Sampling-standardized analyses using Paleobiology Database data have shown that Cenozoic global diversity was never clearly greater than early Paleozoic diversity. However, other sampling-standardized analyses claim to show a tripling or even quadrupling of alpha diversity. The discrepancy is very problematic because global diversity is just alpha times beta diversity, and there is no reason to think that beta was three times higher in the Paleozoic. A possible solution is taphonomic. Lithification makes collection of small and fragile shells difficult, and may co-occur with diagenetic removal of aragonitic shells. Samples from lithified sediments are extraordinarily common in the Paleozoic, but less so in the Cenozoic. Eighty-three unlithified Cenozoic samples with abundance data have a mean rarefied richness at the 100 specimen level of 20.0 species, much like previously published estimates. Nine apparently lithified carbonate Cenozoic samples have a mean of 10.1 despite also preserving non-molluscan taxa and being subtropical. Furthermore, the mean unrarefied richness of all 239 unlithified Cenozoic samples in the Database is 31.4, compared with just 13.4 for all 379 lithified Cenozoic samples. Thus, diversity is inflated by a factor of two, the same as the actual ratio between Cenozoic and Paleozoic samples in other sampling-standardized studies. The bias is comparable to the possible 1.7 ratio generated by a recent simulation of an aragonitic dissolution effect. Meanwhile, it has been argued that observed Cenozoic values should be doubled to correct for high diversity in the tropics.
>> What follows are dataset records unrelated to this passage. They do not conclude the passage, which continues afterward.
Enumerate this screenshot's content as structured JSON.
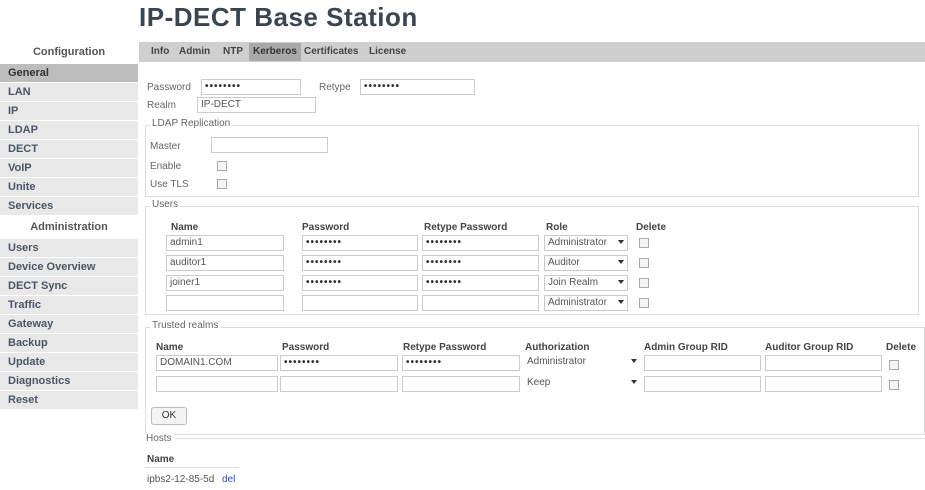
{
  "page_title": "IP-DECT Base Station",
  "sidebar": {
    "config_heading": "Configuration",
    "config_items": [
      {
        "label": "General",
        "active": true
      },
      {
        "label": "LAN"
      },
      {
        "label": "IP"
      },
      {
        "label": "LDAP"
      },
      {
        "label": "DECT"
      },
      {
        "label": "VoIP"
      },
      {
        "label": "Unite"
      },
      {
        "label": "Services"
      }
    ],
    "admin_heading": "Administration",
    "admin_items": [
      {
        "label": "Users"
      },
      {
        "label": "Device Overview"
      },
      {
        "label": "DECT Sync"
      },
      {
        "label": "Traffic"
      },
      {
        "label": "Gateway"
      },
      {
        "label": "Backup"
      },
      {
        "label": "Update"
      },
      {
        "label": "Diagnostics"
      },
      {
        "label": "Reset"
      }
    ]
  },
  "tabs": [
    {
      "label": "Info"
    },
    {
      "label": "Admin"
    },
    {
      "label": "NTP"
    },
    {
      "label": "Kerberos",
      "active": true
    },
    {
      "label": "Certificates"
    },
    {
      "label": "License"
    }
  ],
  "form": {
    "password_label": "Password",
    "password_value": "••••••••",
    "retype_label": "Retype",
    "retype_value": "••••••••",
    "realm_label": "Realm",
    "realm_value": "IP-DECT",
    "ldap": {
      "legend": "LDAP Replication",
      "master_label": "Master",
      "master_value": "",
      "enable_label": "Enable",
      "use_tls_label": "Use TLS"
    },
    "users": {
      "legend": "Users",
      "headers": {
        "name": "Name",
        "password": "Password",
        "retype": "Retype Password",
        "role": "Role",
        "delete": "Delete"
      },
      "rows": [
        {
          "name": "admin1",
          "password": "••••••••",
          "retype": "••••••••",
          "role": "Administrator"
        },
        {
          "name": "auditor1",
          "password": "••••••••",
          "retype": "••••••••",
          "role": "Auditor"
        },
        {
          "name": "joiner1",
          "password": "••••••••",
          "retype": "••••••••",
          "role": "Join Realm"
        },
        {
          "name": "",
          "password": "",
          "retype": "",
          "role": "Administrator"
        }
      ]
    },
    "trusted": {
      "legend": "Trusted realms",
      "headers": {
        "name": "Name",
        "password": "Password",
        "retype": "Retype Password",
        "authorization": "Authorization",
        "admin_rid": "Admin Group RID",
        "auditor_rid": "Auditor Group RID",
        "delete": "Delete"
      },
      "rows": [
        {
          "name": "DOMAIN1.COM",
          "password": "••••••••",
          "retype": "••••••••",
          "authorization": "Administrator",
          "admin_rid": "",
          "auditor_rid": ""
        },
        {
          "name": "",
          "password": "",
          "retype": "",
          "authorization": "Keep",
          "admin_rid": "",
          "auditor_rid": ""
        }
      ]
    },
    "ok_label": "OK"
  },
  "hosts": {
    "legend": "Hosts",
    "name_header": "Name",
    "items": [
      {
        "name": "ipbs2-12-85-5d",
        "action": "del"
      }
    ]
  }
}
However, only about 37% of modern shelf area is tropical, and many "temperate" Cenozoic samples are from diverse subtropical regions like the Gulf Coast, so a downwards correction for temperate environments also should be made. The net effect is therefore likely to be quite small, and hardly enough to cause a serious problem for estimates of global diversity.